1848) I remember one day my friend had a headache. I told everyone a story I heard about a guy whose headaches were so bad he would bang his head off a wall because that way, the pain was brought outside his head where he could control it. Everyone laughed at how messed up that was. That’s when I realised what it would be like if they knew about my cutting because it’s the same thing. I’d rather inflict the pain myself, than deal with the pain deep inside my brain, where I have no control over it.
1847) I relapsed yesterday and I could feel everything coming back as I held the razor, all the blood and all the crying and shaking and craving. I’m a monster.
1846) I’m on vacation with my friend and her family. All I want to do is lock myself in my room and drag my blade across my skin. One more day, just one more day. Until then, I’ll dig my nails into my arm, read this blog, and pretend I’m making blood flow. Because that’s all I’m good at. That’s what I need. Scars.
1845) I used to think that my scars were the only beautiful part of my body. I felt worthless without them.
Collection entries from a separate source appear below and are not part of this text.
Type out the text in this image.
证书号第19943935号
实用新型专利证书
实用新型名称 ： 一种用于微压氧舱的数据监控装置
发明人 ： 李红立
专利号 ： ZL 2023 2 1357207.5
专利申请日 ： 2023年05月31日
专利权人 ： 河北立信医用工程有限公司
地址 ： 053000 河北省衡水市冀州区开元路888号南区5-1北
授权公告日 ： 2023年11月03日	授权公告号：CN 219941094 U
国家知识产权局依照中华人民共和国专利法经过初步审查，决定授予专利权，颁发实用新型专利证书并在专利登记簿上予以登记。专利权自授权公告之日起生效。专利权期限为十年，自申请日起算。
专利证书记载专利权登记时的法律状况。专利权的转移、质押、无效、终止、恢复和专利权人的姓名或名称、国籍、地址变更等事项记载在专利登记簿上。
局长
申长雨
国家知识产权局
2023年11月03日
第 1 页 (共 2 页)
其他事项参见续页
I know now that it’s not true but for a long time after I stopped, I missed them because I didn’t feel like there was anything about me that was beautiful or special anymore.
1844) i just want to cut and see the blood. to see something from me and on me that’s real…’cos this life i’ve got outside doesn’t even begin to touch the reality that’s inside.
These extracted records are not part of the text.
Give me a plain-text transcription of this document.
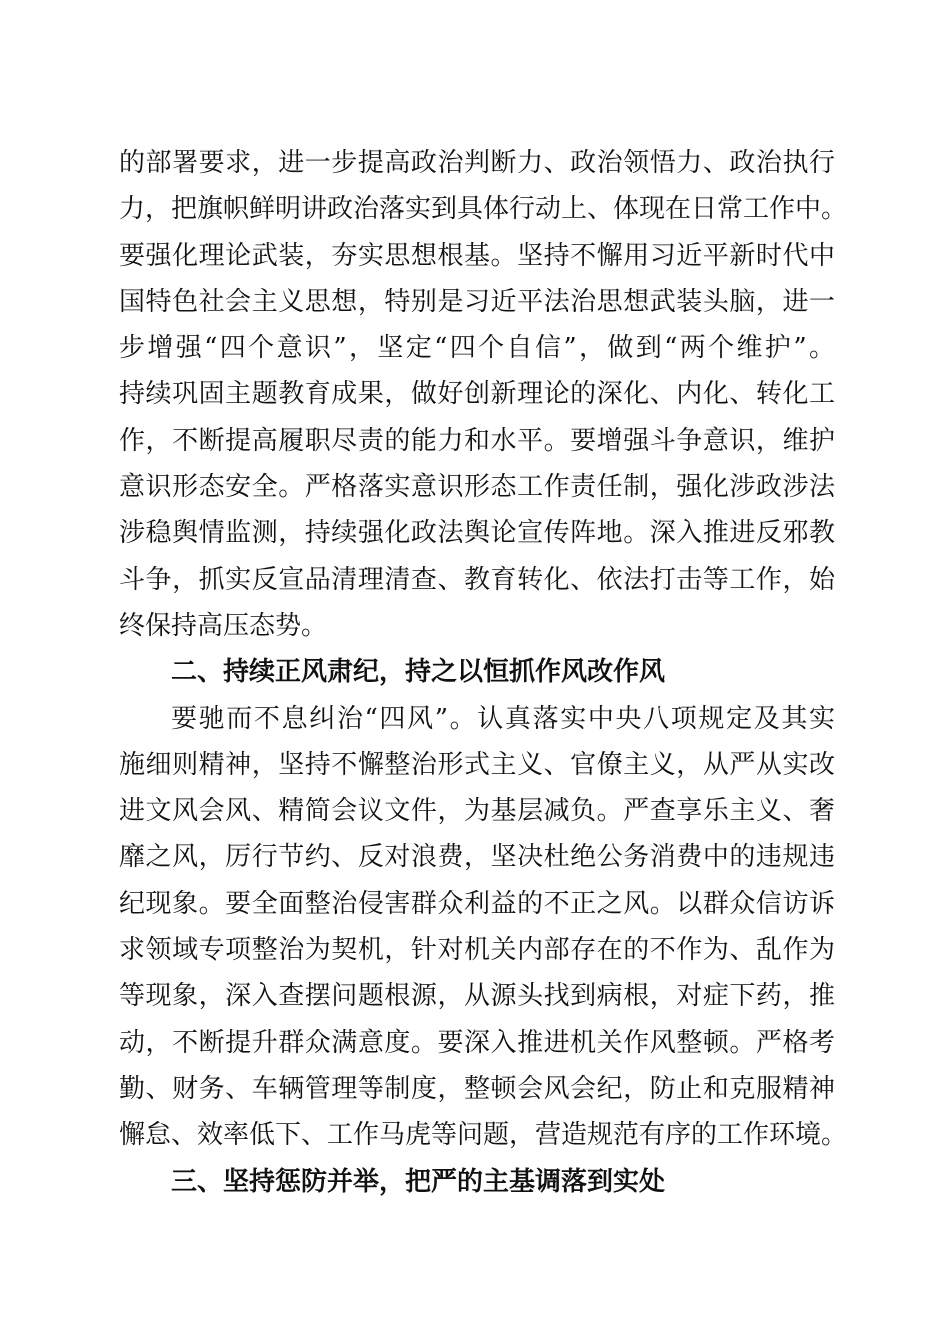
的部署要求，进一步提高政治判断力、政治领悟力、政治执行
力，把旗帜鲜明讲政治落实到具体行动上、体现在日常工作中。
要强化理论武装，夯实思想根基。坚持不懈用习近平新时代中
国特色社会主义思想，特别是习近平法治思想武装头脑，进一
步增强“四个意识”，坚定“四个自信”，做到“两个维护”。
持续巩固主题教育成果，做好创新理论的深化、内化、转化工
作，不断提高履职尽责的能力和水平。要增强斗争意识，维护
意识形态安全。严格落实意识形态工作责任制，强化涉政涉法
涉稳舆情监测，持续强化政法舆论宣传阵地。深入推进反邪教
斗争，抓实反宣品清理清查、教育转化、依法打击等工作，始
终保持高压态势。
二、持续正风肃纪，持之以恒抓作风改作风
要驰而不息纠治“四风”。认真落实中央八项规定及其实
施细则精神，坚持不懈整治形式主义、官僚主义，从严从实改
进文风会风、精简会议文件，为基层减负。严查享乐主义、奢
靡之风，厉行节约、反对浪费，坚决杜绝公务消费中的违规违
纪现象。要全面整治侵害群众利益的不正之风。以群众信访诉
求领域专项整治为契机，针对机关内部存在的不作为、乱作为
等现象，深入查摆问题根源，从源头找到病根，对症下药，推
动，不断提升群众满意度。要深入推进机关作风整顿。严格考
勤、财务、车辆管理等制度，整顿会风会纪，防止和克服精神
懈怠、效率低下、工作马虎等问题，营造规范有序的工作环境。
三、坚持惩防并举，把严的主基调落到实处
1843) i watched 28 days with my mom and brother, i know its an old movie…
but when it got to the scene where andrea cut herself, my brother said eurgh thats stupid.
Little did He know that i used to do it and still has the temptation to pick up a blade and slice through my skin to see the blood slowly trickle down.
I am going to keep this a secret from my family. they will never know.
1842) I quit over two years ago. It wasn’t a conscious decision, I simply stopped. So why have I suddenly started again?
1841) I was born in the wrong body, and now I’m punishing it for betraying me. I’m scared of what people might say if they find out. My mom works with kids who cut, and it tears me apart that she doesn’t know.
1840) I was 3 years clean. For the past week i haven’t been able to stop cutting.